Quantitative Sensory Testing and Neurological Tools
Quantitative sensory testing (QST) is a beneficial tool in clinical practice, complementary to physical examination and scores, and it is capable of determining signs of altered sensitivity in individuals with suspected neuropathy. In particular, QST can be performed to evaluate the functional impairment of sensory nerve fibers. QST is a non-invasive method that can be utilized to evaluate the characteristics of neuropathic pain and to evaluate both loss and gain of sensory function.
Nerve Conduction Studies (NCS)
Nerve conduction studies (NCS) are the gold standard exam for diagnosing diabetic peripheral neuropathy.
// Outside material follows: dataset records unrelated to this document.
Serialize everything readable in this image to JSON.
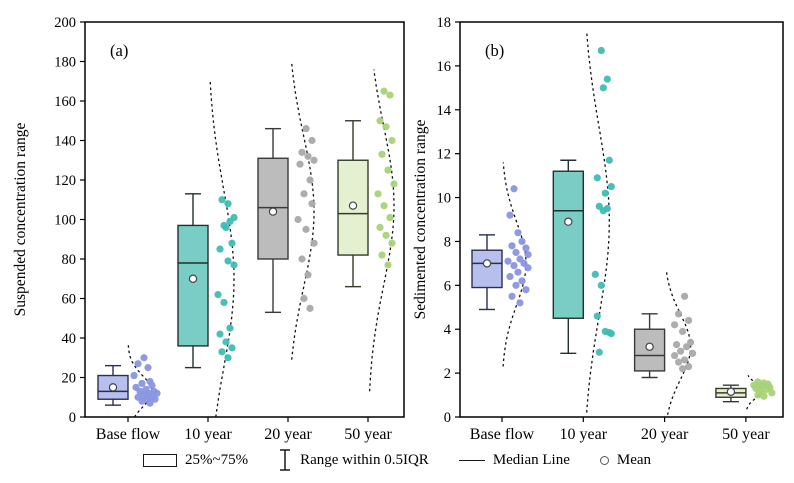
{
  "legend": {
    "items": [
      {
        "icon": "box-swatch",
        "label": "25%~75%"
      },
      {
        "icon": "range-whisker",
        "label": "Range within 0.5IQR"
      },
      {
        "icon": "median-line",
        "label": "Median Line"
      },
      {
        "icon": "mean-circle",
        "label": "Mean"
      }
    ]
  },
  "chart_data": {
    "type": "box",
    "layout": "two side-by-side box plots with jittered data points and dashed half-violin (normal) curves; legend centered below; full rectangular frames; outward ticks",
    "panels": [
      {
        "label": "(a)",
        "ylabel": "Suspended concentration range",
        "ylim": [
          0,
          200
        ],
        "ytick_step": 20,
        "categories": [
          "Base flow",
          "10 year",
          "20 year",
          "50 year"
        ],
        "groups": [
          {
            "category": "Base flow",
            "box_fill": "#b7c0ec",
            "point_color": "#8995e2",
            "stroke": "#2a2f55",
            "q1": 9,
            "median": 13,
            "q3": 21,
            "mean": 15,
            "whisker_low": 6,
            "whisker_high": 26,
            "points": [
              [
                16,
                30
              ],
              [
                10,
                27
              ],
              [
                20,
                25
              ],
              [
                6,
                21
              ],
              [
                22,
                18
              ],
              [
                14,
                17
              ],
              [
                24,
                16
              ],
              [
                8,
                15
              ],
              [
                18,
                14
              ],
              [
                26,
                13
              ],
              [
                12,
                13
              ],
              [
                21,
                12
              ],
              [
                29,
                12
              ],
              [
                16,
                11
              ],
              [
                24,
                10
              ],
              [
                10,
                10
              ],
              [
                19,
                9
              ],
              [
                27,
                9
              ],
              [
                14,
                8
              ],
              [
                22,
                7
              ]
            ],
            "violin": {
              "mu": 13,
              "sigma": 8,
              "lo": 0,
              "hi": 37,
              "amp": 24
            }
          },
          {
            "category": "10 year",
            "box_fill": "#79cdc5",
            "point_color": "#3fbdb3",
            "stroke": "#22302e",
            "q1": 36,
            "median": 78,
            "q3": 97,
            "mean": 70,
            "whisker_low": 25,
            "whisker_high": 113,
            "points": [
              [
                14,
                110
              ],
              [
                20,
                108
              ],
              [
                26,
                101
              ],
              [
                22,
                99
              ],
              [
                16,
                97
              ],
              [
                18,
                96
              ],
              [
                24,
                88
              ],
              [
                12,
                85
              ],
              [
                20,
                79
              ],
              [
                26,
                77
              ],
              [
                10,
                62
              ],
              [
                16,
                58
              ],
              [
                22,
                45
              ],
              [
                12,
                42
              ],
              [
                18,
                38
              ],
              [
                24,
                35
              ],
              [
                14,
                33
              ],
              [
                20,
                30
              ]
            ],
            "violin": {
              "mu": 70,
              "sigma": 45,
              "lo": 0,
              "hi": 170,
              "amp": 26
            }
          },
          {
            "category": "20 year",
            "box_fill": "#bcbcbc",
            "point_color": "#a9a9a9",
            "stroke": "#3a3a3a",
            "q1": 80,
            "median": 106,
            "q3": 131,
            "mean": 104,
            "whisker_low": 53,
            "whisker_high": 146,
            "points": [
              [
                18,
                146
              ],
              [
                24,
                140
              ],
              [
                14,
                134
              ],
              [
                20,
                132
              ],
              [
                26,
                130
              ],
              [
                12,
                128
              ],
              [
                22,
                120
              ],
              [
                16,
                113
              ],
              [
                24,
                108
              ],
              [
                10,
                100
              ],
              [
                18,
                95
              ],
              [
                26,
                88
              ],
              [
                14,
                80
              ],
              [
                20,
                72
              ],
              [
                16,
                60
              ],
              [
                22,
                55
              ]
            ],
            "violin": {
              "mu": 104,
              "sigma": 38,
              "lo": 29,
              "hi": 179,
              "amp": 26
            }
          },
          {
            "category": "50 year",
            "box_fill": "#e4f0cf",
            "point_color": "#a7d377",
            "stroke": "#333d2a",
            "q1": 82,
            "median": 103,
            "q3": 130,
            "mean": 107,
            "whisker_low": 66,
            "whisker_high": 150,
            "points": [
              [
                16,
                165
              ],
              [
                22,
                163
              ],
              [
                12,
                150
              ],
              [
                18,
                147
              ],
              [
                24,
                140
              ],
              [
                14,
                133
              ],
              [
                20,
                125
              ],
              [
                26,
                118
              ],
              [
                10,
                113
              ],
              [
                16,
                107
              ],
              [
                22,
                101
              ],
              [
                12,
                96
              ],
              [
                18,
                92
              ],
              [
                24,
                88
              ],
              [
                14,
                82
              ],
              [
                20,
                77
              ]
            ],
            "violin": {
              "mu": 107,
              "sigma": 40,
              "lo": 13,
              "hi": 176,
              "amp": 26
            }
          }
        ]
      },
      {
        "label": "(b)",
        "ylabel": "Sedimented concentration range",
        "ylim": [
          0,
          18
        ],
        "ytick_step": 2,
        "categories": [
          "Base flow",
          "10 year",
          "20 year",
          "50 year"
        ],
        "groups": [
          {
            "category": "Base flow",
            "box_fill": "#b7c0ec",
            "point_color": "#8995e2",
            "stroke": "#2a2f55",
            "q1": 5.9,
            "median": 7.0,
            "q3": 7.6,
            "mean": 7.0,
            "whisker_low": 4.9,
            "whisker_high": 8.3,
            "points": [
              [
                12,
                10.4
              ],
              [
                8,
                9.2
              ],
              [
                16,
                8.4
              ],
              [
                20,
                8.0
              ],
              [
                10,
                7.8
              ],
              [
                24,
                7.7
              ],
              [
                14,
                7.5
              ],
              [
                26,
                7.4
              ],
              [
                18,
                7.2
              ],
              [
                6,
                7.1
              ],
              [
                22,
                7.0
              ],
              [
                12,
                6.9
              ],
              [
                26,
                6.8
              ],
              [
                16,
                6.6
              ],
              [
                8,
                6.4
              ],
              [
                20,
                6.2
              ],
              [
                14,
                6.0
              ],
              [
                24,
                5.8
              ],
              [
                10,
                5.5
              ],
              [
                18,
                5.2
              ]
            ],
            "violin": {
              "mu": 7.0,
              "sigma": 1.9,
              "lo": 2.3,
              "hi": 11.6,
              "amp": 24
            }
          },
          {
            "category": "10 year",
            "box_fill": "#79cdc5",
            "point_color": "#3fbdb3",
            "stroke": "#22302e",
            "q1": 4.5,
            "median": 9.4,
            "q3": 11.2,
            "mean": 8.9,
            "whisker_low": 2.9,
            "whisker_high": 11.7,
            "points": [
              [
                18,
                16.7
              ],
              [
                24,
                15.4
              ],
              [
                20,
                15.0
              ],
              [
                26,
                11.7
              ],
              [
                14,
                10.9
              ],
              [
                28,
                10.5
              ],
              [
                22,
                10.2
              ],
              [
                16,
                9.6
              ],
              [
                24,
                9.5
              ],
              [
                20,
                9.4
              ],
              [
                12,
                6.5
              ],
              [
                18,
                6.0
              ],
              [
                14,
                4.6
              ],
              [
                22,
                3.9
              ],
              [
                26,
                3.85
              ],
              [
                28,
                3.8
              ],
              [
                16,
                2.95
              ]
            ],
            "violin": {
              "mu": 8.9,
              "sigma": 4.3,
              "lo": 0.2,
              "hi": 17.5,
              "amp": 26
            }
          },
          {
            "category": "20 year",
            "box_fill": "#bcbcbc",
            "point_color": "#a9a9a9",
            "stroke": "#3a3a3a",
            "q1": 2.1,
            "median": 2.8,
            "q3": 4.0,
            "mean": 3.2,
            "whisker_low": 1.8,
            "whisker_high": 4.7,
            "points": [
              [
                20,
                5.5
              ],
              [
                14,
                4.7
              ],
              [
                24,
                4.4
              ],
              [
                10,
                4.2
              ],
              [
                18,
                3.9
              ],
              [
                26,
                3.4
              ],
              [
                12,
                3.3
              ],
              [
                22,
                3.2
              ],
              [
                16,
                3.0
              ],
              [
                28,
                2.9
              ],
              [
                10,
                2.8
              ],
              [
                20,
                2.6
              ],
              [
                14,
                2.5
              ],
              [
                24,
                2.3
              ],
              [
                18,
                2.2
              ]
            ],
            "violin": {
              "mu": 3.2,
              "sigma": 1.5,
              "lo": 0.1,
              "hi": 6.7,
              "amp": 26
            }
          },
          {
            "category": "50 year",
            "box_fill": "#e4f0cf",
            "point_color": "#a7d377",
            "stroke": "#333d2a",
            "q1": 0.9,
            "median": 1.1,
            "q3": 1.3,
            "mean": 1.15,
            "whisker_low": 0.7,
            "whisker_high": 1.45,
            "points": [
              [
                12,
                1.6
              ],
              [
                18,
                1.55
              ],
              [
                22,
                1.5
              ],
              [
                8,
                1.45
              ],
              [
                16,
                1.4
              ],
              [
                24,
                1.35
              ],
              [
                10,
                1.3
              ],
              [
                20,
                1.25
              ],
              [
                14,
                1.15
              ],
              [
                26,
                1.1
              ],
              [
                12,
                1.0
              ],
              [
                18,
                0.95
              ]
            ],
            "violin": {
              "mu": 1.2,
              "sigma": 0.35,
              "lo": 0.35,
              "hi": 1.9,
              "amp": 16
            }
          }
        ]
      }
    ]
  }
}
NCS allows an evaluation of the large fibres, while with this tool it is not possible to specify the function of the small fibres.
Conclusion
Diabetic peripheral neuropathy is one of the main microvascular complications of diabetes mellitus. The pathophysiology underlying the development of this complication implicates different cells and tissues in a mix of pathways that together appear to its development. Despite substantial improvement in discovering these pathways, further studies appear essential to better explain the development of this complication, particularly regarding the role of endothelial dysfunction and the inflammatory cascade. Regarding the diagnosis of diabetic neuropathy, in most cases, thanks to clinical evaluation, scores, and the use of some non-invasive tools (e.g., QST), it appears possible to achieve a diagnosis of diabetic peripheral neuropathy, both for the involvement of large and small fibers.